BATH — A city charter amendment allowing the council to waive a limit on contract lengths goes before voters Nov. 5.

The amendment would allow the city to enter into a 25-year solar energy purchase agreement.

The charter currently limits such contracts on multi-year fund commitments for goods and services to five years. The intent was to prevent a city council from making decisions that would force the panel to uphold a commitment of funds five years down the road.

“We’re trying to … give the council the flexibility to enter into a contract for something longer than what’s written in the charter currently,” City Manager Peter Owen said in an interview Tuesday.

Under the proposed amendment, the council would review any contract running more than five years on a case-to-case basis, and six councilors would have to approve a waiver.

Long-term financing commitments like bonds, allowed to run up to 30 years, are a separate matter covered in a different part of the charter and would not be impacted by the amendment. “Bond payments and bank payments are not contracts, technically,” Owen said.

Bath has been in discussions with ReVision Energy on a potential solar energy power purchase agreement that would reduce electricity costs at city facilities and decrease carbon pollution. The city would contract with ReVision or an investor to buy solar-produced power at a lower rate.

“Adjusting to a shorter contract where the city pays higher rates for a shorter period of time would be unattainable for the city due to the increased costs for development of the project,” the administration said Monday in a news release. “The potential solar project will produce nearly (2 million) kilowatts of energy annually, offsetting the city’s consumption of electricity at all of its facilities and reducing costs substantially.”

“Support for this charter amendment is support for clean energy for Bath,” Chairwoman Mari Eosco said in the release. “The city is refocusing efforts to become more energy-efficient and climate aware.
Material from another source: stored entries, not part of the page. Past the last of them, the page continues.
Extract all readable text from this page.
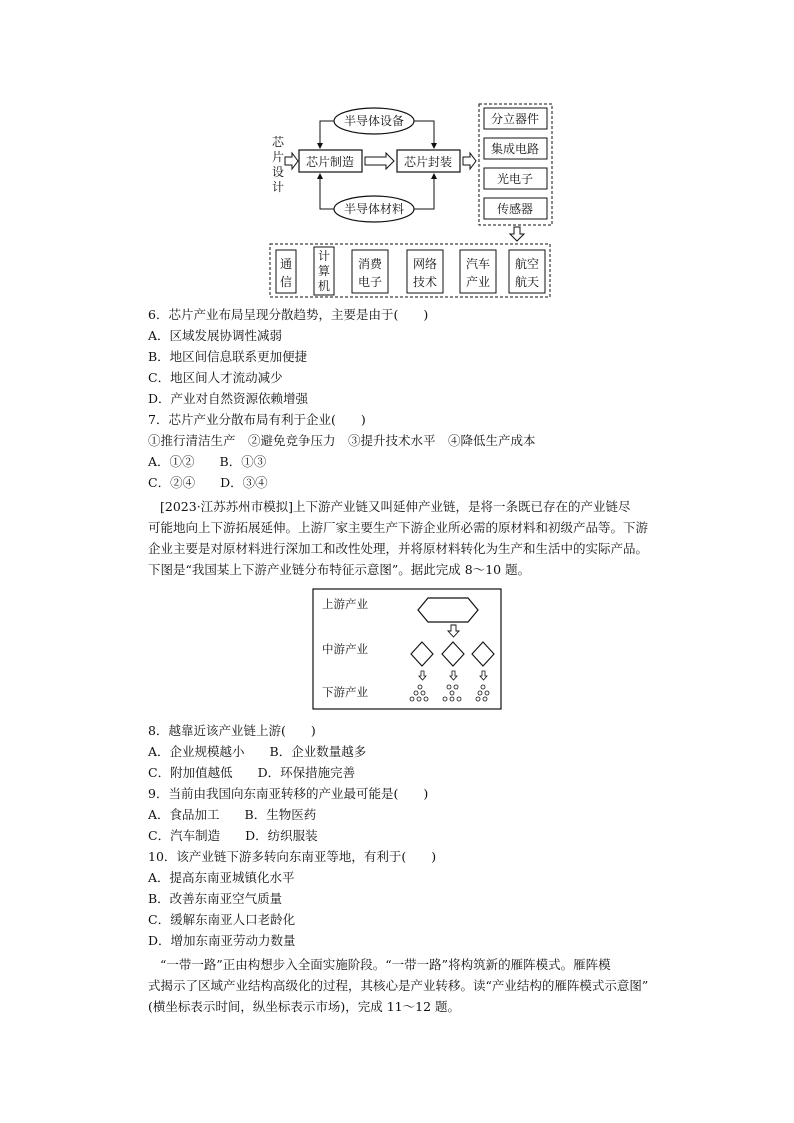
芯
片
设
计
半导体设备
半导体材料
芯片制造	芯片封装
分立器件
集成电路
光电子
传感器
通
信
计
算
机
消费
电子
网络
技术
汽车
产业
航空
航天
6．芯片产业布局呈现分散趋势，主要是由于(　　)
A．区域发展协调性减弱
B．地区间信息联系更加便捷
C．地区间人才流动减少
D．产业对自然资源依赖增强
7．芯片产业分散布局有利于企业(　　)
①推行清洁生产　②避免竞争压力　③提升技术水平　④降低生产成本
A．①②　　B．①③
C．②④　　D．③④
[2023·江苏苏州市模拟]上下游产业链又叫延伸产业链，是将一条既已存在的产业链尽
可能地向上下游拓展延伸。上游厂家主要生产下游企业所必需的原材料和初级产品等。下游
企业主要是对原材料进行深加工和改性处理，并将原材料转化为生产和生活中的实际产品。
下图是“我国某上下游产业链分布特征示意图”。据此完成 8～10 题。
上游产业
中游产业
下游产业
8．越靠近该产业链上游(　　)
A．企业规模越小　　B．企业数量越多
C．附加值越低　　D．环保措施完善
9．当前由我国向东南亚转移的产业最可能是(　　)
A．食品加工　　B．生物医药
C．汽车制造　　D．纺织服装
10．该产业链下游多转向东南亚等地，有利于(　　)
A．提高东南亚城镇化水平
B．改善东南亚空气质量
C．缓解东南亚人口老龄化
D．增加东南亚劳动力数量
“一带一路”正由构想步入全面实施阶段。“一带一路”将构筑新的雁阵模式。雁阵模
式揭示了区域产业结构高级化的过程，其核心是产业转移。读“产业结构的雁阵模式示意图”
(横坐标表示时间，纵坐标表示市场)，完成 11～12 题。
The possibility of an investment in solar power is a great example of how Bath can help mitigate our emissions for the foreseeable future.”

How much the city would pay annually, and exactly how much money the city would save, will be known once the contract conditions are established, Owen said.

“What we were negotiating at the time was clearly going to be a savings; that’s the only reason we would do this, is to save the taxpayer money,” Owen said.”It will be … something that is well-vetted and out in the open.”